Ambito di utilizzo privilegiato è il web, con maggiore frequenza negli spazi virtuali pensati per raccontarsi e condividere anche gli aspetti più quotidiani della propria vita, come forum o blog. Questi sono anche i luoghi che meno risentono, per l’intimità e la colloquialità con le quali ci si espone, del potere di censura della norma. Di conseguenza, data l’informalità dell’azione a cui ci riferiamo, sono decisamente meno frequenti le attestazioni in contesti comunicativi più ufficiali, come ad esempio i quotidiani (solo tre i risultati riscontrati nell’archivio di "Repubblica").

Non molto numerosi, ma significativi, sono i riscontri che arrivano da Google Libri, a testimonianza della non esclusiva appartenenza del termine ad ambiti settoriali, come la lingua del web o giovanile (si registrano alcune decine di attestazioni).

Affidandoci ai dati forniti dal motore di ricerca Google, scopriamo che docciarsi ottiene 4540 risultati (ma è da considerare una piccola percentuale di rumore per la compresenza di riferimenti al significato originale del termine); sono da aggiungersi le 4760 attestazioni per docciarmi, quasi altrettante (4050) per mi doccio; 1100 i risultati per mi vado a docciare, 463 mi devo docciare [I dati sono del 16/05/2016].

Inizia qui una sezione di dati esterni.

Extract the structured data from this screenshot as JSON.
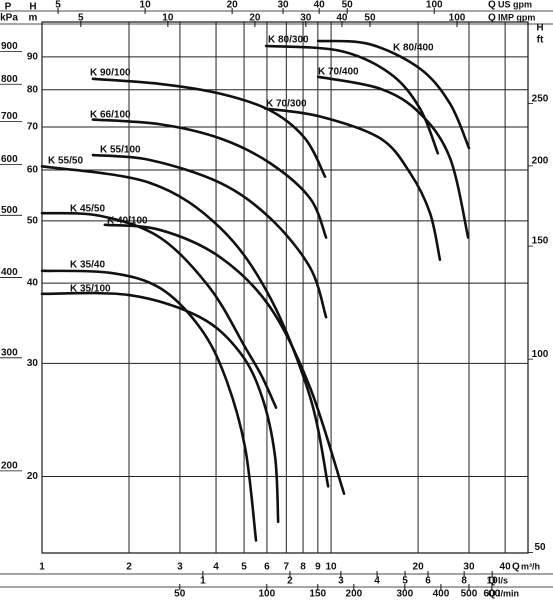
{
  "chart_data": {
    "type": "line",
    "xscale": "log",
    "yscale": "log",
    "grid": true,
    "color": "#111111",
    "x_axis_title": {
      "symbol": "Q",
      "unit": "m³/h"
    },
    "y_axis_title": {
      "symbol": "H",
      "unit": "m"
    },
    "xlim": [
      1,
      48
    ],
    "ylim": [
      15.2,
      102
    ],
    "xticks": [
      1,
      2,
      3,
      4,
      5,
      6,
      7,
      8,
      9,
      10,
      20,
      30,
      40
    ],
    "yticks": [
      20,
      30,
      40,
      50,
      60,
      70,
      80,
      90
    ],
    "secondary_x_axes": [
      {
        "side": "top",
        "symbol": "Q",
        "unit": "US gpm",
        "lim": [
          4.4,
          211
        ],
        "ticks": [
          5,
          10,
          20,
          30,
          40,
          50,
          100
        ]
      },
      {
        "side": "top",
        "symbol": "Q",
        "unit": "IMP gpm",
        "lim": [
          3.67,
          176
        ],
        "ticks": [
          5,
          10,
          20,
          30,
          40,
          50,
          100
        ]
      },
      {
        "side": "bottom",
        "symbol": "Q",
        "unit": "l/s",
        "lim": [
          0.278,
          13.3
        ],
        "ticks": [
          1,
          2,
          3,
          4,
          5,
          6,
          8,
          10
        ]
      },
      {
        "side": "bottom",
        "symbol": "Q",
        "unit": "l/min",
        "lim": [
          16.7,
          800
        ],
        "ticks": [
          50,
          100,
          150,
          200,
          300,
          400,
          500,
          600
        ]
      }
    ],
    "secondary_y_axes": [
      {
        "side": "left",
        "symbol": "P",
        "unit": "kPa",
        "lim": [
          149,
          1000
        ],
        "ticks": [
          200,
          300,
          400,
          500,
          600,
          700,
          800,
          900
        ]
      },
      {
        "side": "right",
        "symbol": "H",
        "unit": "ft",
        "lim": [
          49.9,
          335
        ],
        "ticks": [
          50,
          100,
          150,
          200,
          250
        ]
      }
    ],
    "series": [
      {
        "name": "K 90/100",
        "x": [
          1.5,
          2.56,
          4.13,
          6.15,
          8.13,
          9.53
        ],
        "values": [
          83.2,
          81.7,
          78.9,
          74.3,
          67.2,
          58.6
        ]
      },
      {
        "name": "K 66/100",
        "x": [
          1.5,
          2.56,
          4.13,
          6.15,
          8.46,
          9.61
        ],
        "values": [
          71.9,
          70.7,
          67.2,
          61.5,
          54.2,
          47.1
        ]
      },
      {
        "name": "K 55/100",
        "x": [
          1.5,
          2.36,
          4.13,
          6.15,
          8.46,
          9.61
        ],
        "values": [
          63.3,
          62.2,
          57.3,
          50.5,
          42.3,
          35.4
        ]
      },
      {
        "name": "K 55/50",
        "x": [
          1.0,
          2.36,
          4.13,
          6.15,
          8.46,
          9.77
        ],
        "values": [
          60.8,
          57.3,
          48.8,
          38.0,
          26.6,
          19.3
        ]
      },
      {
        "name": "K 45/50",
        "x": [
          1.0,
          1.59,
          2.56,
          3.81,
          5.04,
          5.77,
          6.45
        ],
        "values": [
          51.4,
          50.9,
          47.1,
          39.3,
          31.8,
          28.6,
          25.6
        ]
      },
      {
        "name": "K 40/100",
        "x": [
          1.65,
          2.56,
          4.13,
          6.15,
          8.46,
          11.09
        ],
        "values": [
          49.3,
          48.4,
          43.9,
          36.7,
          27.5,
          18.8
        ]
      },
      {
        "name": "K 35/40",
        "x": [
          1.0,
          1.72,
          2.56,
          3.52,
          4.3,
          5.04,
          5.5
        ],
        "values": [
          41.8,
          41.5,
          39.3,
          34.1,
          28.6,
          22.2,
          15.9
        ]
      },
      {
        "name": "K 35/100",
        "x": [
          1.0,
          2.02,
          3.52,
          4.84,
          5.77,
          6.4,
          6.56
        ],
        "values": [
          38.5,
          38.3,
          35.4,
          31.2,
          26.6,
          21.5,
          17.0
        ]
      },
      {
        "name": "K 70/300",
        "x": [
          5.91,
          9.16,
          14.8,
          18.8,
          22.0,
          23.8
        ],
        "values": [
          74.8,
          72.7,
          67.2,
          59.3,
          51.4,
          43.5
        ]
      },
      {
        "name": "K 80/300",
        "x": [
          5.96,
          10.7,
          16.0,
          20.3,
          23.4
        ],
        "values": [
          93.6,
          92.0,
          84.8,
          74.8,
          63.7
        ]
      },
      {
        "name": "K 70/400",
        "x": [
          9.02,
          14.8,
          20.3,
          25.8,
          29.8
        ],
        "values": [
          83.8,
          80.3,
          73.5,
          62.6,
          47.1
        ]
      },
      {
        "name": "K 80/400",
        "x": [
          9.02,
          13.6,
          20.3,
          25.8,
          30.0
        ],
        "values": [
          95.3,
          94.2,
          86.3,
          76.1,
          64.9
        ]
      }
    ]
  }
}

Ne ricaviamo in sostanza un quadro di discreta proliferazione, sebbene ancora piuttosto limitata a specifici contesti comunicativi.

 

Per approfondimenti cfr. la scheda della Consulenza linguistica

 

Attestazioni

  • Testa o cuore: “La sveglia è un incubo. Da quando sono al residence suona tutte le mattine alle sette e mezzo. E ho solo quarantacinque minuti di tempo per docciarmi, vestirmi, fare colazione e scendere a prendere il pullman che ci porterà a scuola” (Luca Zanforlin, Testa o cuore. Il romanzo di Amici, Mondadori, 2011)
  • eventiyoga.it: “quindi sono passata a due e poi tre lezioni a settimana, preferibilmente dopo l’orario di lavoro, così potevo tornare a casa a docciarmi senza problemi di orario!” (In India a lezione con Lino Miele: l’esperienza di Michela Simoncini,2016, in www.eventiyoga.it)
  • Repubblica.it 28/12/1996: “Che due volte al giorno vengono rimpinguati i serbatoi dell' acqua della villa, che tutti gli ostaggi possono lavarsi e docciarsi regolarmente.”